Tous les sarcophages sont trapézoïdaux plus étroits à l'emplacement des pieds du cadavre  et certains sacrophages sont sommairement ornementés : on distingue, en effet, de grossières stries sur certains d'entre eux. Les couvercles ont une forme bombée, tandis que l'actuel sarcophage, dit de saint Ursanne, sous l'autel majeur de la collégiale, possède un couvercle "en bâtière".
La croix pattée, à l'entrée de l'église Saint-Pierre, est vraisemblablement une tête de sarcophage du VIIe siècle montée en linteau de porte. 

  

La vocation d'un Musée lapidaire




Suite aux travaux de reconstruction de l'église Saint Pierre, qui, en 1898 avait été démolie jusqu'à hauteur du toit du cloître et remplacée par un misérable dépôt, les autorités cantonales firent de cet espace un  Musée lapidaire. Le professeur Claude LAPAIRE, en avait eu l'idée  en 1962, dans son "Etude préliminaire sur un projet de conservation de la Collégiale de Saint Ursanne". La présence de fragments de piliers d'angle, retrouvés au choeur de l'église et la niche murale, incitèrent les conservateurs à entreposer les pierres découvertes : meneaux, clés de voûtes, chapiteaux, dalles funéraires.
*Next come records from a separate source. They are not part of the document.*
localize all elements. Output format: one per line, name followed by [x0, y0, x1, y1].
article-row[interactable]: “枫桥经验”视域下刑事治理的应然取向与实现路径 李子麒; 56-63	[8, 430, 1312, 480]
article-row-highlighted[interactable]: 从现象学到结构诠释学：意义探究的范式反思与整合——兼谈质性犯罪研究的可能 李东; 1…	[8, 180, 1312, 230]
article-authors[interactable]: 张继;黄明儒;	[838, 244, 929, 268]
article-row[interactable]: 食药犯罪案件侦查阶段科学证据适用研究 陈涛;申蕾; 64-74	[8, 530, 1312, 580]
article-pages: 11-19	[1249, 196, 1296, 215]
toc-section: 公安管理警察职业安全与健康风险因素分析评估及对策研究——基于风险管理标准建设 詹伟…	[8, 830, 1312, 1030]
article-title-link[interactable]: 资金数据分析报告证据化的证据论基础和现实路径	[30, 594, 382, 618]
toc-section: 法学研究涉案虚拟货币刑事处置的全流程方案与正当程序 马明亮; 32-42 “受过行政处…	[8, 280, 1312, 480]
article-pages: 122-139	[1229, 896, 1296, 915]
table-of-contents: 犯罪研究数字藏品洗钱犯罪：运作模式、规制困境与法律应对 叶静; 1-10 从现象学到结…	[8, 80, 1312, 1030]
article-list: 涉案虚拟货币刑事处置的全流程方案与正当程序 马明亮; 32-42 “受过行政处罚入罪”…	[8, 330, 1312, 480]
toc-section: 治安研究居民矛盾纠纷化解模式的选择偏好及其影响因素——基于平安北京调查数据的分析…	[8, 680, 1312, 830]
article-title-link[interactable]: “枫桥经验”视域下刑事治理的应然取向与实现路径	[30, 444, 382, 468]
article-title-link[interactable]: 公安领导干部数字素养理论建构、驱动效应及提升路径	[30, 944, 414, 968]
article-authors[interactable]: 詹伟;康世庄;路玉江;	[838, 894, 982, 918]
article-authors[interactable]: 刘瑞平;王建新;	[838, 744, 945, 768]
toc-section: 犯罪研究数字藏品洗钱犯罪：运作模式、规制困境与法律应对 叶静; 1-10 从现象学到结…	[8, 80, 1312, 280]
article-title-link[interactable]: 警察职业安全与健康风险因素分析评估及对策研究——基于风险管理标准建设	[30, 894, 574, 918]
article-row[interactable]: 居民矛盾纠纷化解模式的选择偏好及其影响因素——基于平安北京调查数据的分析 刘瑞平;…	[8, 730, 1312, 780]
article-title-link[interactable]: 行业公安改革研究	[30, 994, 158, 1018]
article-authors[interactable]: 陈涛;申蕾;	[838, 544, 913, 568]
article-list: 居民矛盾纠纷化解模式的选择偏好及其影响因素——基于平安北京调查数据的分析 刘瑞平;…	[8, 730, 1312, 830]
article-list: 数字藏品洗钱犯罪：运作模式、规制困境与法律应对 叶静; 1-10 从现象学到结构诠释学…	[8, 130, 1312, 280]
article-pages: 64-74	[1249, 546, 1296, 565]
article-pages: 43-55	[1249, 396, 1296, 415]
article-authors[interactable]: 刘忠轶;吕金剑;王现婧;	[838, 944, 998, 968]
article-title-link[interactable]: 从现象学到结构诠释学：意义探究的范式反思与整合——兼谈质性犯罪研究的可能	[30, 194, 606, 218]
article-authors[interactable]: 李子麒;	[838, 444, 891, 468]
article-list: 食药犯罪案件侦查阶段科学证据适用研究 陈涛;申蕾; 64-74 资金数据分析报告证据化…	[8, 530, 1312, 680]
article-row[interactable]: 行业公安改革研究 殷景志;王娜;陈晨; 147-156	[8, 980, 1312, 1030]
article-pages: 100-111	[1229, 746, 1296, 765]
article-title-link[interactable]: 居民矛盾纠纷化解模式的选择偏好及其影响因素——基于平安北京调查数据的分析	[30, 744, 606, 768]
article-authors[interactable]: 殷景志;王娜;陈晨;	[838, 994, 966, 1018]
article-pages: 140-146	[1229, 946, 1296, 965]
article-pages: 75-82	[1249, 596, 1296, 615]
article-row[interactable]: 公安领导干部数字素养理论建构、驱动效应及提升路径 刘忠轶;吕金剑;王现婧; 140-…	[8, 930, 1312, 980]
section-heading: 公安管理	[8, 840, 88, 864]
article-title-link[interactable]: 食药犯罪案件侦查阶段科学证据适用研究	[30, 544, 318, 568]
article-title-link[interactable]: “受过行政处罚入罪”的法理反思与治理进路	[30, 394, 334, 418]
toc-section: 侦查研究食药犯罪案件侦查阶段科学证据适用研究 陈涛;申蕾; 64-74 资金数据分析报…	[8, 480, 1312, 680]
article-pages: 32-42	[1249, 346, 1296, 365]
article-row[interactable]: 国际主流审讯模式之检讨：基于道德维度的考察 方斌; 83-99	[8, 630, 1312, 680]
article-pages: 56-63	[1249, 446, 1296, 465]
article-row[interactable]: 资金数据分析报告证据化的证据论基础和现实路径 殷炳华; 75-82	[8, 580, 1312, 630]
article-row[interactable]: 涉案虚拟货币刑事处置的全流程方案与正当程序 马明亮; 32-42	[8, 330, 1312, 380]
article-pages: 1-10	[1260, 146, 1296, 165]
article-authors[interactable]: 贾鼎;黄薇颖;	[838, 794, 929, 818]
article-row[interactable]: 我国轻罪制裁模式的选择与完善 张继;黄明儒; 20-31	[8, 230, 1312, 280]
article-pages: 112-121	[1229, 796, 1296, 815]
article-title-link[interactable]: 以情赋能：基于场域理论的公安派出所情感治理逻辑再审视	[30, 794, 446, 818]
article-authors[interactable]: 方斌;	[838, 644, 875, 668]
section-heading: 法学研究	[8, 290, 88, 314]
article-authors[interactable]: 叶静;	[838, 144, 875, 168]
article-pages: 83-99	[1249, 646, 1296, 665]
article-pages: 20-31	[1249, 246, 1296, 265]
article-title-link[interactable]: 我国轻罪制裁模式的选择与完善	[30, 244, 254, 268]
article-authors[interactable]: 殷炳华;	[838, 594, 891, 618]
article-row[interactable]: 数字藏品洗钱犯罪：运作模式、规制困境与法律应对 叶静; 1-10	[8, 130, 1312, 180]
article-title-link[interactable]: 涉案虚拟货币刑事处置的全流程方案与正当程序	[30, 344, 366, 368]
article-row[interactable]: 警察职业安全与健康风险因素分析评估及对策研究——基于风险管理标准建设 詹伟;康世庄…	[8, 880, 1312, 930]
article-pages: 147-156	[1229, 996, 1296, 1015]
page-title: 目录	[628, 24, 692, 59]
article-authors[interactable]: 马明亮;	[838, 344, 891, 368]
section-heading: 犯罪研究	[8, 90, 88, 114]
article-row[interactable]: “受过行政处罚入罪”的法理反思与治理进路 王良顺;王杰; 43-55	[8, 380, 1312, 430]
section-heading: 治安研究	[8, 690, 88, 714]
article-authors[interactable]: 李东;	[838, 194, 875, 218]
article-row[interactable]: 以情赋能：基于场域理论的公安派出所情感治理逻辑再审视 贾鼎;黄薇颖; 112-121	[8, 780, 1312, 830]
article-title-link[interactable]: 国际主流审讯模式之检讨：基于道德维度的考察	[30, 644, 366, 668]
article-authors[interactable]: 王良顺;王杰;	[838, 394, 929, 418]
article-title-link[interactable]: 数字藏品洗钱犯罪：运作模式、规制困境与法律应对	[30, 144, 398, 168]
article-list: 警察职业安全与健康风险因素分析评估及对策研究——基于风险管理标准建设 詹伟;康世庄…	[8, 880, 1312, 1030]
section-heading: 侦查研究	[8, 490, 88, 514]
La plupart des sarcophages sont laissés en place et sont visibles grâce à l'aménagement d'un sol grillagé. On y  trouve  aussi une borne qui délimitait les terres de l'abbaye de Bellelay, une girouette en forme de coq de clocher  et une croix de l'ermitage avec une  très fine sculpture représentant le mystère douloureux de l'Agonie du Christ au jardin des Oliviers. L'original de la statue de saint Jean Népomucène, de 1731, provient du pont saint Jean sur le Doubs. La statue est taillée dans du grès d'Alsace. Sur le mur sud, un décrochement de la muraille permet de distinguer les anciennes murailles de l'oeuvre de reconstruction des restaurateurs.